The Armed Forces of Ukraine (AFU) have launched a fresh offensive in Russia’s western Kursk region, which has been under partial Ukrainian control since August, the head of the Office of the President of Ukraine, Andriy Yermak, announced on Sunday.
Yermak wrote that Russia would “get what’s coming for it” in the Kursk region, but did not provide any more details.
Andriy Kovalenko, the head of the Centre for Countering Disinformation at Ukraine’s National Security and Defence Council, confirmed that the AFU had begun a new advance in the region, which borders northern Ukraine, launching attacks on Russian positions “from several directions, which caught them by surprise”.
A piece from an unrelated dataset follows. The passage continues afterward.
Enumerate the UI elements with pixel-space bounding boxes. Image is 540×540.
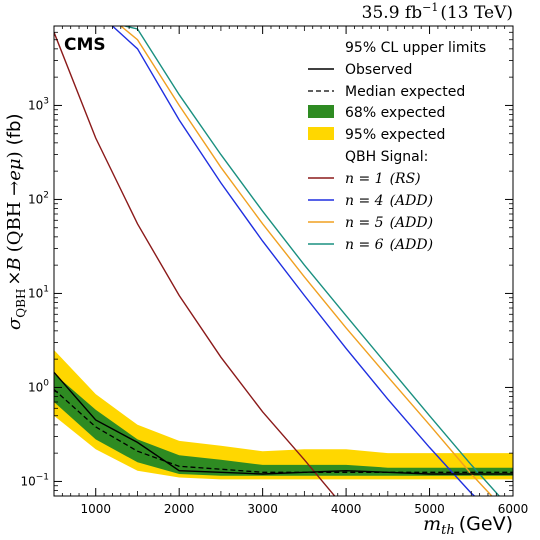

The new offensive was first reported by Russian pro-war bloggers and Telegram channels on Sunday morning, with pro-Kremlin Telegram channel Rybar reporting that the AFU had begun its new advance from the Russian town of Sudzha, which has been under Ukrainian control since August, and that its forces were moving further east, towards the village of Bolshoye Soldatskoye.
Capturing Bolshoye Soldatskoye would be “one of the most difficult” objectives for the AFU, according to Russian military blogger Roman Alyokhin, who wrote that the Ukrainian military was using tanks, armoured vehicles and electronic warfare techniques to render Russian drones ineffective.
The Russian Defence Ministry said that the AFU had attempted to advance to the northeast of Sudzha on Sunday morning but that the attack had been “thwarted” by the Russian army, state news agency TASS reported.
Announcing that he had met with Russian Deputy Defence Minister Yunus-Bek Yevkurov on Sunday morning, acting Kursk Governor Alexander Khinshtein posted a photograph of the two standing beneath a portrait of Vladimir Putin, and though he provided no details of their meeting “for obvious reasons”, he vowed that Kursk region officials would do “everything in their power” to aid the Russian army “in their holy war against Nazism”.
On Friday, Ukrainian President Volodymyr Zelensky described the AFU’s August advance into the Kursk region as “a turning point” in the war, adding that its success had been a “feather in the cap” for Kyiv internationally, particularly among countries in the Global South, many of whom had previously believed Russia to be “invincible”.
Despite the initial success of the AFU’s incursion into the Kursk region on 6 August, Russian forces have continued to retake Ukrainian-held villages in the Kursk region since then in a counteroffensive that has involved North Korean troops. Meanwhile, exhausted Ukrainian troops in the Kursk region were ordered to hold the “maximum territory” possible there until US president-elect Donald Trump’s inauguration on 20 January, the BBC reported in December.